For legal reasons, franchisees should handle hiring and firing of their own employees. However, franchisors can follow Ron Holt’s lead and provide best practices documents. These can be included in a physical manual and made available in digital format through the Brand Marketing Center.
Along with hiring best practices, franchisors can also share secure documents on brand consistency, messaging, daily operations, and more. Digital Asset Management makes sharing and accessing these documents easy.

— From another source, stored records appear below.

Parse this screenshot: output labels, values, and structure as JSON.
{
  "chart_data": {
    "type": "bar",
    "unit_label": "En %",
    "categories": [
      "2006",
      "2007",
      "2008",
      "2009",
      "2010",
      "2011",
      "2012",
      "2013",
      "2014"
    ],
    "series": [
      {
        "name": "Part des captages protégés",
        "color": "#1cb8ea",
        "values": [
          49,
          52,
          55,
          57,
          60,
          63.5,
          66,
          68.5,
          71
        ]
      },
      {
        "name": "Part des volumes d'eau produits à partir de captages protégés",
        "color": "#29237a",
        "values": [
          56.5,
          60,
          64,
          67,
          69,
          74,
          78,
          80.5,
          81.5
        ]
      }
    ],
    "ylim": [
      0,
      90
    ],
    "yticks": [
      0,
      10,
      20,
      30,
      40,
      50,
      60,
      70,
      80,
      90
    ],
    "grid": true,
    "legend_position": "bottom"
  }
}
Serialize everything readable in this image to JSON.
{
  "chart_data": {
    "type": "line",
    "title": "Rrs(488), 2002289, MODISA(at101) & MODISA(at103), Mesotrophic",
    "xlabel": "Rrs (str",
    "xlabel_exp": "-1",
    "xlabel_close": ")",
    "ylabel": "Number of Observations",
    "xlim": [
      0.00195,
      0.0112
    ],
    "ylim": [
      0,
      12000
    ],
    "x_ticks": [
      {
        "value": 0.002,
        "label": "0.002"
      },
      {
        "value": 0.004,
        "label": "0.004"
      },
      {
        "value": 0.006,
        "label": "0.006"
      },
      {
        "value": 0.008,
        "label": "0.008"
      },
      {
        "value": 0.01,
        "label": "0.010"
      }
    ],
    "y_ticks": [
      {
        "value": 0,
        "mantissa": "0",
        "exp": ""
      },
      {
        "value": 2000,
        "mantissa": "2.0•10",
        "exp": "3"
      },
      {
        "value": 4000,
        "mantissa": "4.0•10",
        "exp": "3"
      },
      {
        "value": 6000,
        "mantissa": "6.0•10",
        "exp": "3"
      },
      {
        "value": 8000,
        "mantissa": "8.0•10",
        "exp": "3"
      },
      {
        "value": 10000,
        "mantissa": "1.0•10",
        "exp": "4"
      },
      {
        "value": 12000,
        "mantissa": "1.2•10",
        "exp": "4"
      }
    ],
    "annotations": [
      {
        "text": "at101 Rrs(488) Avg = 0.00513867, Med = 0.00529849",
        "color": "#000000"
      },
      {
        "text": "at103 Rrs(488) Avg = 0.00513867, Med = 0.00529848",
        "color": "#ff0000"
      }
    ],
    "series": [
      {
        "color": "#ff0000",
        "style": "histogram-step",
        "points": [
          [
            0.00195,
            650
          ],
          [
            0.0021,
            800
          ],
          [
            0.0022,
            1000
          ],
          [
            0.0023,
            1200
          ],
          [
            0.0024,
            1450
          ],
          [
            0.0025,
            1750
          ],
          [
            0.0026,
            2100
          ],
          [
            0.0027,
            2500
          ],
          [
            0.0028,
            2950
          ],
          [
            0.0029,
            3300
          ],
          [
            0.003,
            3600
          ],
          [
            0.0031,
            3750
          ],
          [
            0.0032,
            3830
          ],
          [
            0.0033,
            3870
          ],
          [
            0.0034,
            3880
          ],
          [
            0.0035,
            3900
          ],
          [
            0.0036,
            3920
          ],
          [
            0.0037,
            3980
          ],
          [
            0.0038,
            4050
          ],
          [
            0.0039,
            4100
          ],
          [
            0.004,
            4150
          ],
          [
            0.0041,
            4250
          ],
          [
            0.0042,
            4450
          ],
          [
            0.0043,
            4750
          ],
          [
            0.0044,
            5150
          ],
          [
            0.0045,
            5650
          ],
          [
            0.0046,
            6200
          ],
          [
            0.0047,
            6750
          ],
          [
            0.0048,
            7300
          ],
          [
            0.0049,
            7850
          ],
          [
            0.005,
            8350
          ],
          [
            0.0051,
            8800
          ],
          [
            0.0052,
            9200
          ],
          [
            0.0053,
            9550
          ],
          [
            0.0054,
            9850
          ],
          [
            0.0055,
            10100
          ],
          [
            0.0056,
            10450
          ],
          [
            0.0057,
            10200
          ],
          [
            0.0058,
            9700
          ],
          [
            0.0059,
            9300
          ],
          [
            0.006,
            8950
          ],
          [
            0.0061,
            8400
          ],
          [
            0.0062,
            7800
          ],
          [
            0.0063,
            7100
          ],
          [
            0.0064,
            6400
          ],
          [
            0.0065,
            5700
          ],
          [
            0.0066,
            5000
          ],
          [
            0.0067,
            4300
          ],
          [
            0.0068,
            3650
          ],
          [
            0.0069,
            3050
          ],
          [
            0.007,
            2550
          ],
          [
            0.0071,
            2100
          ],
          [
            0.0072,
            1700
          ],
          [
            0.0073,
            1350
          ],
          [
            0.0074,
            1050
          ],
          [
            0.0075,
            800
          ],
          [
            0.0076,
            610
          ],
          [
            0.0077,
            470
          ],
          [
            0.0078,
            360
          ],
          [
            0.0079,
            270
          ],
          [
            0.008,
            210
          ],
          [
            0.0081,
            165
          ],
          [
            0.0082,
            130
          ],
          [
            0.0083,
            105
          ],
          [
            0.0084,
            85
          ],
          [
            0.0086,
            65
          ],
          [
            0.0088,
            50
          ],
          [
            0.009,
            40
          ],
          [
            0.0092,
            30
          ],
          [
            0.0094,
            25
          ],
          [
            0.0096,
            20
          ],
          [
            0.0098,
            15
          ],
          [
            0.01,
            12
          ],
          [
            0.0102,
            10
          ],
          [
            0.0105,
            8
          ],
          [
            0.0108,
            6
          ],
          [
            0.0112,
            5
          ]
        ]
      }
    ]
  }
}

With brand guidelines and best practices available 24/7, franchisees are empowered to make the right decisions quickly, without playing telephone tag with corporate.
Inventory of the Franchise Business
“Franchisors should leave non-brand related supplies and inventory management to franchisees,” says Ian Atkins, Financial Analyst and Staff Writer for FitSmallBusiness.com. “Relinquishing control over the purchasing decisions on non-brand-related or system-related supplies to the franchisee, will help ensure the franchisee trusts they aren’t getting a raw deal from the franchisor.”
A franchise business can also benefit from giving franchisees greater control over vendor relationships. “Being locked into vendor relationships on non-brand-related products will make a franchisee feel unfairly trapped,” says Atkins. “Resentment and distrust might grow if the franchisee thinks they have access to a better or more affordable solution but aren’t able to pursue it, even though it wasn’t brand-related. Where franchisors must control system and brand related vendors, they should communicate clearly with franchisors about why there is a need to assert control over that area, and, when possible, make clear the value the franchisee is gaining in return for ceding that control.”
In order to give franchisees the power to choose vendors, franchisors first need to ensure that their current systems can integrate outside, additional vendors. When software integration is easy, franchisees have more freedom to choose local vendors that work best for them.
The Importance of Brand Leadership
Franchisees certainly have their fair share of responsibilities, but there’s one that should always be left in the hands of franchisors–-brand leadership.
“Franchisors must never abdicate their responsibility of brand leadership,” says Franchise Attorney Tom Spadea. “They need to understand why consumers buy from their franchisees, where the business is trending and how to make it better. This includes ensuring the franchisees are maintaining brand standards and monitoring the satisfaction of the brand’s customers.”
Franchisors are in a unique position to lead their brand. By leveraging the experiences and feedback of their franchisees, they can form a detailed “map” of how their brand is viewed and experienced. Using the insights of their franchisees, their sales data, and information gleaned from tools like Google Analytics, Hubspot, automated marketing campaigns and more, they can learn which brand traits engage consumers most. Using what they’ve learned, they can return to franchisees with a fresh perspective and refined approach. It’s an ongoing process, but it’s made much easier with the right software and digital tools.